The rain dribbled over Mattie's face, and caught at his trimmed and silver moustache and darkened the front of his shirt. The boy's face was a blur in front of him and masked by the fullness of his beard.
"If anything happened to you, while you're away, Harriet and I, and the girls, we'd be…" Mattie squeezed the boy's shoulders.
"Why should it, sir?"
They parted.
He walked home. Mattie felt dirtied because he encouraged the folly of the boy, and yet he did not know how he could have dissuaded him. And he had the thick bulk of the envelope in his pocket, and the boy had said that he would be going in lor longer, and that the reports would be more regular. He thought that in a decent world Matthew Cedric Furniss would deserve to be flailed alive.
He fervently hoped that Harriet would still be up and waiting for him. He needed to talk to her, play a record, and be warmed and wanted. He had never in three years seen the boy cry, and the boy had murdered two Revolutionary Guards and planned to go back in again with his present in a plastic bag. The boy was talking about stand-off and armour-piercing.

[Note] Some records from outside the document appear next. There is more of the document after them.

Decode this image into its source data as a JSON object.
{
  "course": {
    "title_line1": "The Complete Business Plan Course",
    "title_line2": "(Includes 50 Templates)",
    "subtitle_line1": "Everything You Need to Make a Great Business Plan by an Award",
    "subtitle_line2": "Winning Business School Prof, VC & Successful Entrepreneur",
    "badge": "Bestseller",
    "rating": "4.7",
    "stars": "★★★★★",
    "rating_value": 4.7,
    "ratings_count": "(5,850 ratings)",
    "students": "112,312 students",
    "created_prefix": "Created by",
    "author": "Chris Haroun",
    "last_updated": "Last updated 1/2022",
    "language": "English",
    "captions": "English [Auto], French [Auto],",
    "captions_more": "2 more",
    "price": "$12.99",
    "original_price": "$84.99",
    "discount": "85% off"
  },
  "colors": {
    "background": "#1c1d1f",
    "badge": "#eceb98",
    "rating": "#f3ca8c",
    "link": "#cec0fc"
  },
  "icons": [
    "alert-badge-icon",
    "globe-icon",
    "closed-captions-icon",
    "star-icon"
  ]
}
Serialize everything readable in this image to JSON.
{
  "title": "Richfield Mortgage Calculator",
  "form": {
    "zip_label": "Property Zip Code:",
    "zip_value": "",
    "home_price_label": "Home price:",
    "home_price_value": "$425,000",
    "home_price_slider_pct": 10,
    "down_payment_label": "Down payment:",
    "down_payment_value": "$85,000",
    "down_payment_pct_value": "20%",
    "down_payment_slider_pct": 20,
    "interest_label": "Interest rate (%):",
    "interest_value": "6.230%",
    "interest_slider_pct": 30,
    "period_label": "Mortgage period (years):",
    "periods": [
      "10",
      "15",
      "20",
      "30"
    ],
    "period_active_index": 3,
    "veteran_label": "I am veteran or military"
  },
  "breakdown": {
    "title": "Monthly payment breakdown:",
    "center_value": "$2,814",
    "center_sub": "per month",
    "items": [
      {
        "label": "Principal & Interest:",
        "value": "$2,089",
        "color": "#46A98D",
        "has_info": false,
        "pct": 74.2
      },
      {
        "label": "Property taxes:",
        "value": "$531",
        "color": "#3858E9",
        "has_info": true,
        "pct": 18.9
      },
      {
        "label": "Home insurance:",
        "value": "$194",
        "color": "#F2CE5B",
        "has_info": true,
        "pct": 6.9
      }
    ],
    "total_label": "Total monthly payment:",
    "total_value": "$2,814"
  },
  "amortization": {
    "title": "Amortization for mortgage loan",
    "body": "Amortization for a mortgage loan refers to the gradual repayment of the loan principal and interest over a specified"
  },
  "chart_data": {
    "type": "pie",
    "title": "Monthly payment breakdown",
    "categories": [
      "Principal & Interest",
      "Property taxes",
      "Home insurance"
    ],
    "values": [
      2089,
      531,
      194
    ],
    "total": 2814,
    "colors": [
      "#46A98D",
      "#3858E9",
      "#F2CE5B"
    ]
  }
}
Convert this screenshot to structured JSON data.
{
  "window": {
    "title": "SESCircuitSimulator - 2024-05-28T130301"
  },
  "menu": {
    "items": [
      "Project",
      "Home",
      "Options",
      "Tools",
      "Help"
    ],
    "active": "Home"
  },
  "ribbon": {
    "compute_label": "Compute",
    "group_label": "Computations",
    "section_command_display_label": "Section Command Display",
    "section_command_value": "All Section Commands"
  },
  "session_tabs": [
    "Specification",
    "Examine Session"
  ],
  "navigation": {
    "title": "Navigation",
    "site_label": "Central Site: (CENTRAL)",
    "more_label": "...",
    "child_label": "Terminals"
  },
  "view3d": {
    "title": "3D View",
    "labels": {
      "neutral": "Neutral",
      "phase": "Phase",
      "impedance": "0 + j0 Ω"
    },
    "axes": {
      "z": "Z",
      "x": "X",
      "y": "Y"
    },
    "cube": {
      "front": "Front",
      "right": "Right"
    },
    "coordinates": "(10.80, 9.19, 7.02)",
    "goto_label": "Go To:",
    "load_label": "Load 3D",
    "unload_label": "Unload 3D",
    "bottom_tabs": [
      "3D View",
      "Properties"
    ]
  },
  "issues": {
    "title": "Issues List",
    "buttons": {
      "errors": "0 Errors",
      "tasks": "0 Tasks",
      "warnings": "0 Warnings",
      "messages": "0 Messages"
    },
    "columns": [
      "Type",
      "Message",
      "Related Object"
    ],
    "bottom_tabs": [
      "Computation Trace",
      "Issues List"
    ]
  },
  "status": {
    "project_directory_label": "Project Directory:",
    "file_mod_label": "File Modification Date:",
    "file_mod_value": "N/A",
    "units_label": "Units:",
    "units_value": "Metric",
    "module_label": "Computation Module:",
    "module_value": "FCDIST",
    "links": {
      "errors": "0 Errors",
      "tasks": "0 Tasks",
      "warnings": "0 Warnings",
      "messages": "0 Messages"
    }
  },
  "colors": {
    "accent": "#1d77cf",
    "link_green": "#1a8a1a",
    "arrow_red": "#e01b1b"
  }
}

He was talking about war, dammit, and the boy was no less than a son to him.
Mattie said an abbreviated prayer for Charlie Eshraq as he crossed at the traffic lights outside his London flat. And if the boy had bedded his daughters then good luck to him.
He was soaked. His face ran with water. His sodden trousers were clinging to his shins and his shoes squelched. When he looked up he saw the light behind the curtain welcoming him.
There could be as many as 50,000 persons addicted to heroin inside the United Kingdom.
On that night one of them, Lucy Barnes, had failed to compensate for the increased purity of the dose with which she injected herself. Alone, in a coma and on a stinking mattress, she choked to death on her own vomit.